That echoes the view of Brady, who was chairman of Wall Street powerhouse Dillon Read & Co when President Ronald Reagan asked him to figure out what happened during the 1987 crash and propose solutions.
Brady deserves credit for introducing circuit breakers, according to Robert Glauber, a Harvard University lecturer who advised the Brady commission and once ran the National Association of Securities Dealers.
"It was Nick's idea," Glauber said. "Brady was worried then and worried now that the pace of markets was going faster than people could calculate. What you really needed was a timeout. That's what we proposed."
The idea was to give humans time to reflect on what just happened following a plunge, to decide whether losses had gone too far and whether it was time to buy.
"If anything, it's more necessary now because computers are faster and people's brains are about the same speed," Glauber said.

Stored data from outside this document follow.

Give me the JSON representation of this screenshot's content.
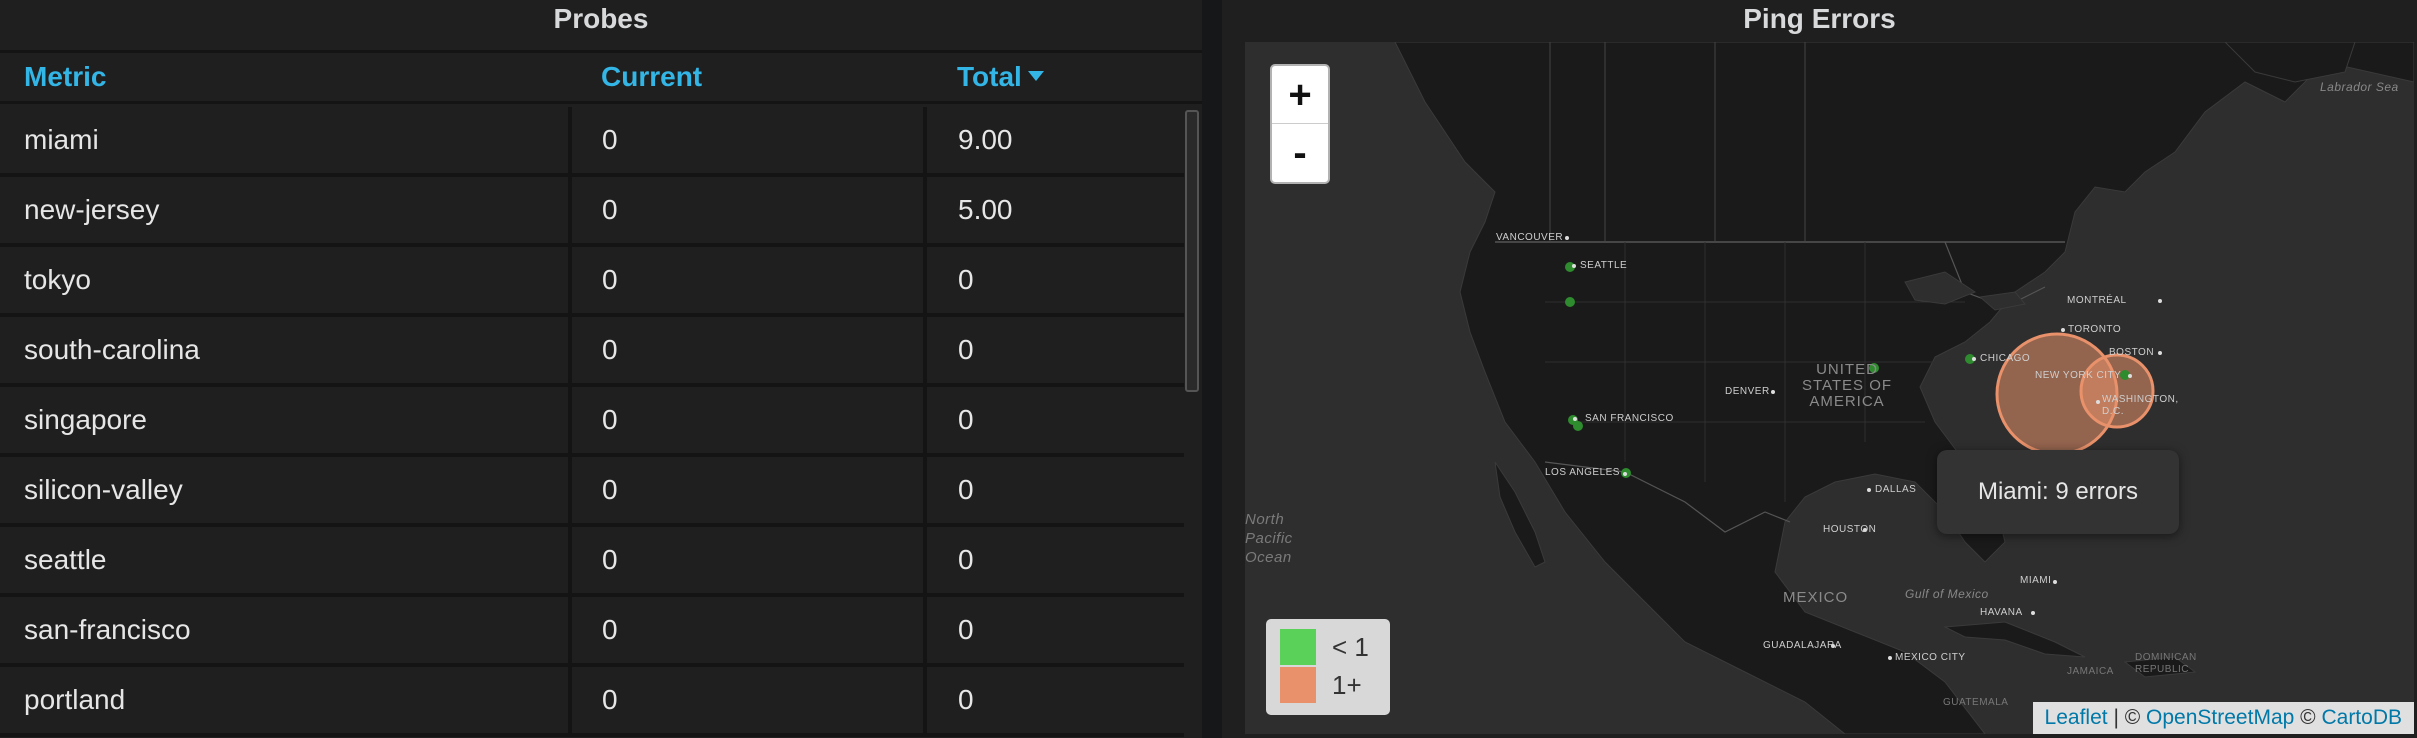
{
  "probes_panel": {
    "title": "Probes",
    "columns": {
      "metric": "Metric",
      "current": "Current",
      "total": "Total"
    },
    "rows": [
      {
        "metric": "miami",
        "current": "0",
        "total": "9.00"
      },
      {
        "metric": "new-jersey",
        "current": "0",
        "total": "5.00"
      },
      {
        "metric": "tokyo",
        "current": "0",
        "total": "0"
      },
      {
        "metric": "south-carolina",
        "current": "0",
        "total": "0"
      },
      {
        "metric": "singapore",
        "current": "0",
        "total": "0"
      },
      {
        "metric": "silicon-valley",
        "current": "0",
        "total": "0"
      },
      {
        "metric": "seattle",
        "current": "0",
        "total": "0"
      },
      {
        "metric": "san-francisco",
        "current": "0",
        "total": "0"
      },
      {
        "metric": "portland",
        "current": "0",
        "total": "0"
      }
    ]
  },
  "map_panel": {
    "title": "Ping Errors",
    "zoom_in": "+",
    "zoom_out": "-",
    "tooltip": "Miami: 9 errors",
    "legend": [
      {
        "label": "< 1",
        "color": "#5ad25a"
      },
      {
        "label": "1+",
        "color": "#e8916a"
      }
    ],
    "attribution": {
      "leaflet": "Leaflet",
      "separator": " | © ",
      "osm": "OpenStreetMap",
      "copy": " © ",
      "carto": "CartoDB"
    },
    "labels": {
      "vancouver": "VANCOUVER",
      "seattle": "SEATTLE",
      "san_francisco": "SAN FRANCISCO",
      "los_angeles": "LOS ANGELES",
      "denver": "DENVER",
      "dallas": "DALLAS",
      "houston": "HOUSTON",
      "chicago": "CHICAGO",
      "montreal": "MONTRÉAL",
      "toronto": "TORONTO",
      "boston": "BOSTON",
      "new_york": "NEW YORK CITY",
      "washington": "WASHINGTON, D.C.",
      "miami": "MIAMI",
      "havana": "HAVANA",
      "guadalajara": "GUADALAJARA",
      "mexico_city": "MEXICO CITY",
      "guatemala": "GUATEMALA",
      "jamaica": "JAMAICA",
      "dominican": "DOMINICAN REPUBLIC",
      "usa": "UNITED STATES OF AMERICA",
      "mexico": "MEXICO",
      "gulf": "Gulf of Mexico",
      "pacific": "North Pacific Ocean",
      "labrador": "Labrador Sea"
    },
    "colors": {
      "ok": "#5ad25a",
      "error": "#e8916a",
      "land": "#1a1a1a",
      "water": "#2e2e2e"
    }
  }
}
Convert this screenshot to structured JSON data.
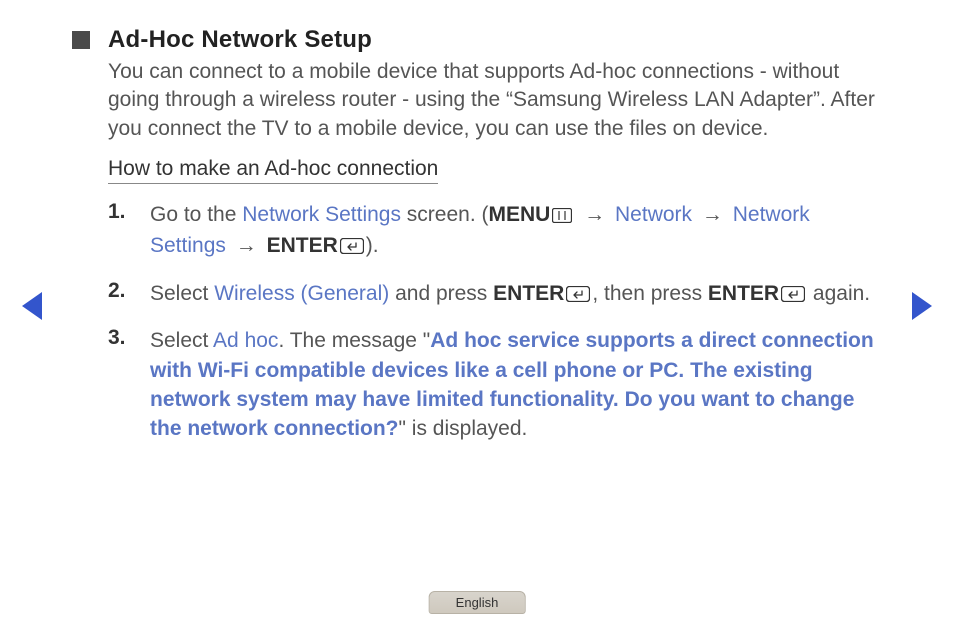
{
  "title": "Ad-Hoc Network Setup",
  "intro": "You can connect to a mobile device that supports Ad-hoc connections - without going through a wireless router - using the “Samsung Wireless LAN Adapter”. After you connect the TV to a mobile device, you can use the files on device.",
  "subhead": "How to make an Ad-hoc connection",
  "steps": {
    "s1": {
      "num": "1.",
      "t1": "Go to the ",
      "link1": "Network Settings",
      "t2": " screen. (",
      "menu": "MENU",
      "arrow": " → ",
      "net": "Network",
      "netset": "Network Settings",
      "enter": "ENTER",
      "t3": ")."
    },
    "s2": {
      "num": "2.",
      "t1": "Select ",
      "link1": "Wireless (General)",
      "t2": " and press ",
      "enter": "ENTER",
      "t3": ", then press ",
      "t4": " again."
    },
    "s3": {
      "num": "3.",
      "t1": "Select ",
      "link1": "Ad hoc",
      "t2": ". The message \"",
      "msg": "Ad hoc service supports a direct connection with Wi-Fi compatible devices like a cell phone or PC. The existing network system may have limited functionality. Do you want to change the network connection?",
      "t3": "\" is displayed."
    }
  },
  "lang": "English"
}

Freezing the market after a decline also deprives traders of the opportunity to drive prices back up. During the May 2010 plunge known as the flash crash, the S&P 500 took just minutes to fall as much as 8.6 percent, then recovered much of the decline almost as rapidly.
"What would have happened if we had just halted at the bottom?" said James Angel, a professor at Georgetown University. "We never, never would have had the quick snap back up. Closing prices for mutual funds would have been at those lows. Think of the panic that would have created."
The China Securities Regulatory Commission said late Thursday that it was suspending the circuit breakers program, adding to concern policymakers are struggling with how to contain turmoil in the nation's financial markets.
"The circuit breaker that I invented restores calm," Brady said.